In the 18 states that permit using marijuana for medical purposes, more and more injured employees are obtaining legal prescriptions for the drug to treat symptoms and conditions covered under Workers Compensation – which raises a number of issues:
For starters, the federal prohibition against using medical marijuana (MMJ) creates a clear conflict with state laws that can lead to lengthy litigation.
On the state level, Workers Comp regulations are silent about MMJ usage, and cases have been challenged with mixed results. says Jim Andrews, Executive Vice President of Pharmacy Services at Healthcare Solutions, an Atlanta-based medical cost management company, For example, when an Arizona man who smoked marijuana as a recreational drug filed a request for opioids to reduce pain from a work-related injury, his insurance company convinced state regulators to rule against providing coverage on the grounds that using opioids and marijuana together is medically contraindicated.
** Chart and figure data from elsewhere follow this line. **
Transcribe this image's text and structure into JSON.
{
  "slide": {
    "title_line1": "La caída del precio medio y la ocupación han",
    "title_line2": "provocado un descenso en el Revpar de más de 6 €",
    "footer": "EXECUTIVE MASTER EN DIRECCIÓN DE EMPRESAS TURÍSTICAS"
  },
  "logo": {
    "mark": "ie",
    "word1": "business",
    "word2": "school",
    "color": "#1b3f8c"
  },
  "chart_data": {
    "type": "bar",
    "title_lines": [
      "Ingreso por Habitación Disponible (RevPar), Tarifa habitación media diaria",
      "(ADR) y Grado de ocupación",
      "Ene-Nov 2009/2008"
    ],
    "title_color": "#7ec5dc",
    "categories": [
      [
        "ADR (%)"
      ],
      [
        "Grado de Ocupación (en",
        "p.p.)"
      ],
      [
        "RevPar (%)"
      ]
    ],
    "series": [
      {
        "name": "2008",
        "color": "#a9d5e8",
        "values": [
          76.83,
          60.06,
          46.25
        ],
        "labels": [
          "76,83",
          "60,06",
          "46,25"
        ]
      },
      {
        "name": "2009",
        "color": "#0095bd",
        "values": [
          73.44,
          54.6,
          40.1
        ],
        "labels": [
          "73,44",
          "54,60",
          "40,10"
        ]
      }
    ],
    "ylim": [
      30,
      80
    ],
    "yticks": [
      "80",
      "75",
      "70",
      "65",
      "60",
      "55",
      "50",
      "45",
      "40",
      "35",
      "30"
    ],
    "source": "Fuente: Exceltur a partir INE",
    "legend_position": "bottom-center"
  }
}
Because MMJ is a relatively new treatment for on-the-job injuries, there’s little data on whether it’s safe, helpful, or medically appropriate. According to Andrews, “We might find that the downside of MMJ will be demonstrated long after the public starts using it.” He recommends giving injured workers urine tests to make sure that they’re using MMJ and other medications as prescribed. If their test results don’t confirm this, there’s a strong case that they didn’t need the drugs in the first place.
As using IMMJ to help alleviate work-related injuries becomes more widespread, insurance companies will be working with pharmacists to and monitor packaging (i.e., providing childproof containers) and product quality – and to standardize reimbursement.